Lets start with an example, how the does Forex signals look like?
Action: Buy Limit
Entry Price: 1.3500
Stop Loss: 1.3450
Target 1: 1.3650
Target 2: 1.3750
First we explain how to set a limit order. The difference between limit order and market order is the entry point, if you execute a trade at current market price that is market order and if you set a trade at specific entry price, that would be limit order. Here I attached a picture in Meta Trader 4 platform, which is the most common platform used by our clients for your reference. When you click on New Order this window appears and you can choose between either instant execution or pending order. First choose pending order and the additional option for pending order will appear. Choose either Buy Limit or Sell Limit, then adjust the price according to the Entry price you received as part of the signal. Then you can adjust your stop loss and target profit. Finaly the expiry of the order has to be unchecked and you can now place your order.
EURUSD Limit Order
How to set Target 1 and Target 2 at iFexx? Basically double target concept means when we enter a trade, we want to close half of our position at Target 1 and the other half at Target 2. This is how we boost the profit to the maximum level. For example in this trade our entry price is at 1.3500, and the Target 1 is at 1.3650, assuming the total contract size you want to buy is 0.4 lot, we want to close half of the position, which is 0.2 lot at the price 1.3650 and the other half 0.2 lot at the price 1.3750. In this case we maximize our profit with extended target. But most of basic trading platforms like MT4 do not offer advanced trading tools to close half of your position. Therefore at the time you set your limit order you have to divide your total contract by 2 and place 2 equal orders. In this example you place 2 Buy Limit order at 1.3500, each contract 0.2 (if the total contract size you wish to enter is 0.4). The stop for both contracts will be same at 1.3450. Then you set the Target 1 value (1.3650) as a target price for contract 1 and Target 2 value (1.3750) as a target price for contract 2.

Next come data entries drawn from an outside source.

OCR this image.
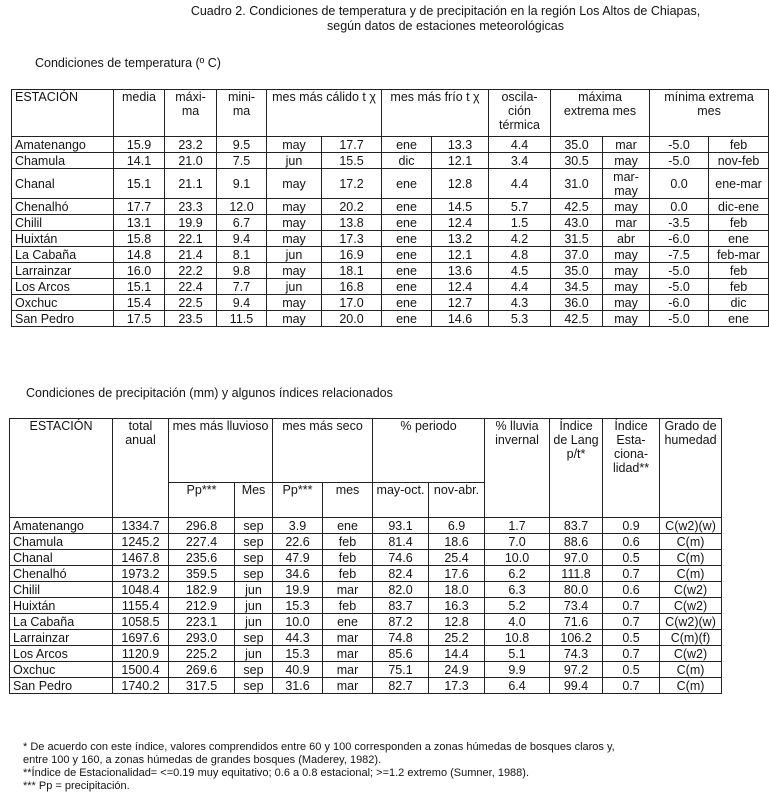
Cuadro 2. Condiciones de temperatura y de precipitación en la región Los Altos de Chiapas,
según datos de estaciones meteorológicas
Condiciones de temperatura (º C)
ESTACIÓN	media	máxi-ma	mini-ma	mes más cálido t χ		mes más frío t χ		oscila-ción térmica	máxima extrema mes		mínima extrema mes	
Amatenango	15.9	23.2	9.5	may	17.7	ene	13.3	4.4	35.0	mar	-5.0	feb
Chamula	14.1	21.0	7.5	jun	15.5	dic	12.1	3.4	30.5	may	-5.0	nov-feb
Chanal	15.1	21.1	9.1	may	17.2	ene	12.8	4.4	31.0	mar-may	0.0	ene-mar
Chenalhó	17.7	23.3	12.0	may	20.2	ene	14.5	5.7	42.5	may	0.0	dic-ene
Chilil	13.1	19.9	6.7	may	13.8	ene	12.4	1.5	43.0	mar	-3.5	feb
Huixtán	15.8	22.1	9.4	may	17.3	ene	13.2	4.2	31.5	abr	-6.0	ene
La Cabaña	14.8	21.4	8.1	jun	16.9	ene	12.1	4.8	37.0	may	-7.5	feb-mar
Larrainzar	16.0	22.2	9.8	may	18.1	ene	13.6	4.5	35.0	may	-5.0	feb
Los Arcos	15.1	22.4	7.7	jun	16.8	ene	12.4	4.4	34.5	may	-5.0	feb
Oxchuc	15.4	22.5	9.4	may	17.0	ene	12.7	4.3	36.0	may	-6.0	dic
San Pedro	17.5	23.5	11.5	may	20.0	ene	14.6	5.3	42.5	may	-5.0	ene
Condiciones de precipitación (mm) y algunos índices relacionados
ESTACIÓN	total anual	mes más lluvioso		mes más seco		% periodo		% lluvia invernal	Índice de Lang p/t*	Índice Esta-ciona-lidad**	Grado de humedad
		Pp***	Mes	Pp***	mes	may-oct.	nov-abr.				
Amatenango	1334.7	296.8	sep	3.9	ene	93.1	6.9	1.7	83.7	0.9	C(w2)(w)
Chamula	1245.2	227.4	sep	22.6	feb	81.4	18.6	7.0	88.6	0.6	C(m)
Chanal	1467.8	235.6	sep	47.9	feb	74.6	25.4	10.0	97.0	0.5	C(m)
Chenalhó	1973.2	359.5	sep	34.6	feb	82.4	17.6	6.2	111.8	0.7	C(m)
Chilil	1048.4	182.9	jun	19.9	mar	82.0	18.0	6.3	80.0	0.6	C(w2)
Huixtán	1155.4	212.9	jun	15.3	feb	83.7	16.3	5.2	73.4	0.7	C(w2)
La Cabaña	1058.5	223.1	jun	10.0	ene	87.2	12.8	4.0	71.6	0.7	C(w2)(w)
Larrainzar	1697.6	293.0	sep	44.3	mar	74.8	25.2	10.8	106.2	0.5	C(m)(f)
Los Arcos	1120.9	225.2	jun	15.3	mar	85.6	14.4	5.1	74.3	0.7	C(w2)
Oxchuc	1500.4	269.6	sep	40.9	mar	75.1	24.9	9.9	97.2	0.5	C(m)
San Pedro	1740.2	317.5	sep	31.6	mar	82.7	17.3	6.4	99.4	0.7	C(m)
* De acuerdo con este índice, valores comprendidos entre 60 y 100 corresponden a zonas húmedas de bosques claros y,
entre 100 y 160, a zonas húmedas de grandes bosques (Maderey, 1982).
**Índice de Estacionalidad= <=0.19 muy equitativo; 0.6 a 0.8 estacional; >=1.2 extremo (Sumner, 1988).
*** Pp = precipitación.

What happens when Target 1 hits? This is part of the strategy, when the price reach the Target 1 the stop for the renaming contract has to be moved to break even (BE). That means we had one winning contract and we want to protect ourselves from the risk associated with the second contract, thus we move the stop for the second contract from 1.3450 to 1.3500, which is our entry price. In this case if the market plunge you capital is protected.